Purpose: While many recent studies have demonstrated improved detection and characterization of malignant lesions using high b-value diffusion imaging techniques, little is known about the underlying physical characteristics of tumor cells that modulate the restricted water signal at high b on clinical scanners.
Methods: Monte Carlo simulations of diffusion in a synthetic tumor cell environment were used to study the specific effects of tumor cell diameter and nuclear volume fraction (ν) on high b diffusion contrast.
Results: Results indicate that clinical pulsed-gradient spin-echo diffusion-weighted signals measured at high b (∼4000 s/mm(2)), long diffusion time (Δ ∼40-60 ms), and long echo time (TE ∼60-140 ms) are generally insensitive to tumor cell diameter, but increase exponentially with ν. Moreover, these results are predicted by a simple analytic expression for the intracellular restricted water signal with elevated T2 for the intranuclear versus cytosolic compartment.

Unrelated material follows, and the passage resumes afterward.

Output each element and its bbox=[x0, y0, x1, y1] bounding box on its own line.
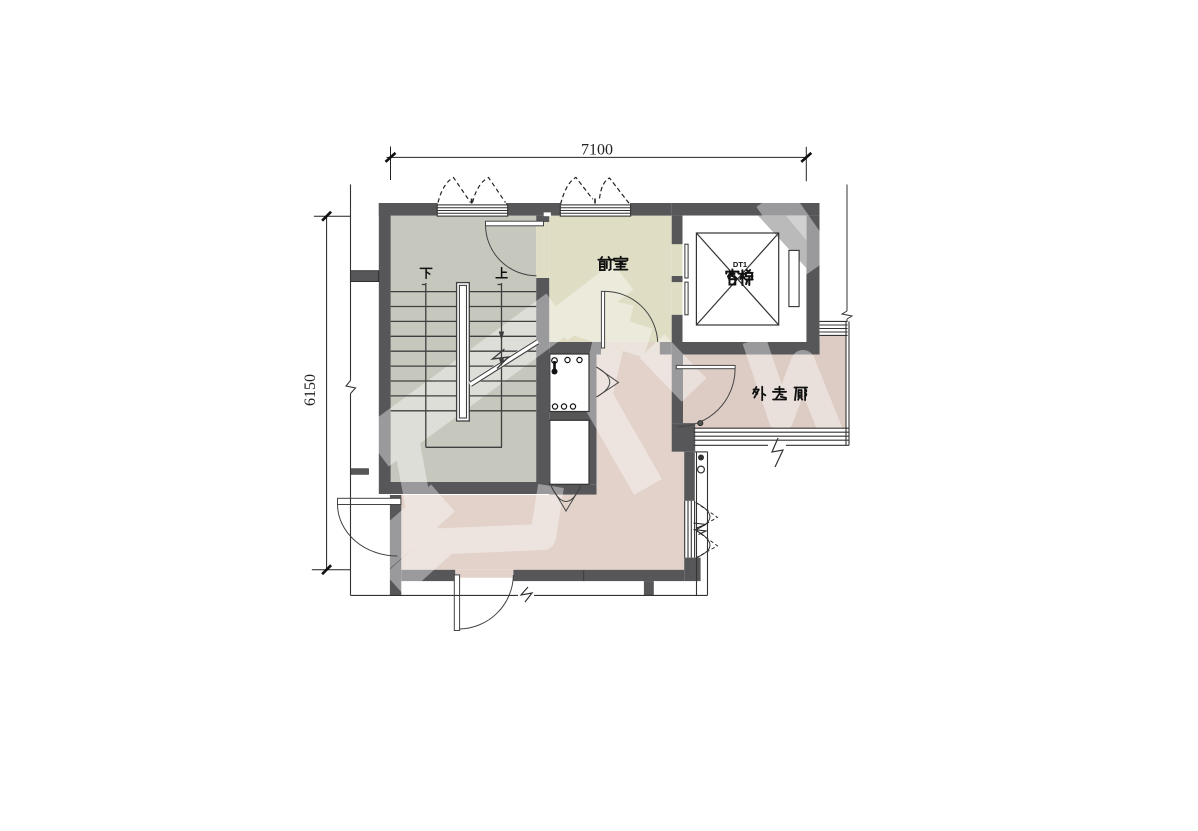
svg-text:6150: 6150 bbox=[302, 374, 319, 406]
svg-text:DT1: DT1 bbox=[733, 260, 747, 269]
svg-text:7100: 7100 bbox=[581, 142, 613, 159]
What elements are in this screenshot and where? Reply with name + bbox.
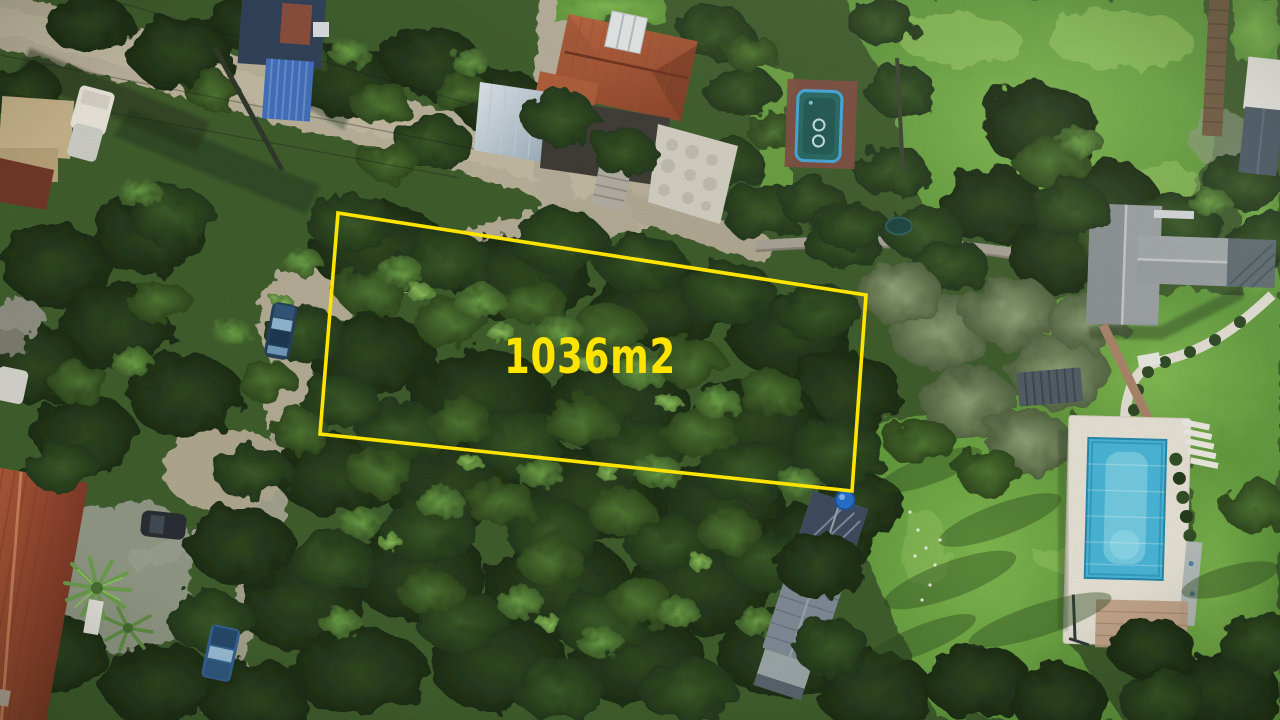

Conclusion: Nuclear volume fraction is an important characteristic of cancer cells that modulates the apparent restriction of water at high b on clinical scanners. This model offers a possible explanation for the apparent unreliable correlation between tumor cell density (cellularity) and traditional ADC.
Keywords: RSI; cellularity; conspicuity; hindered diffusion; restricted diffusion; stem cells.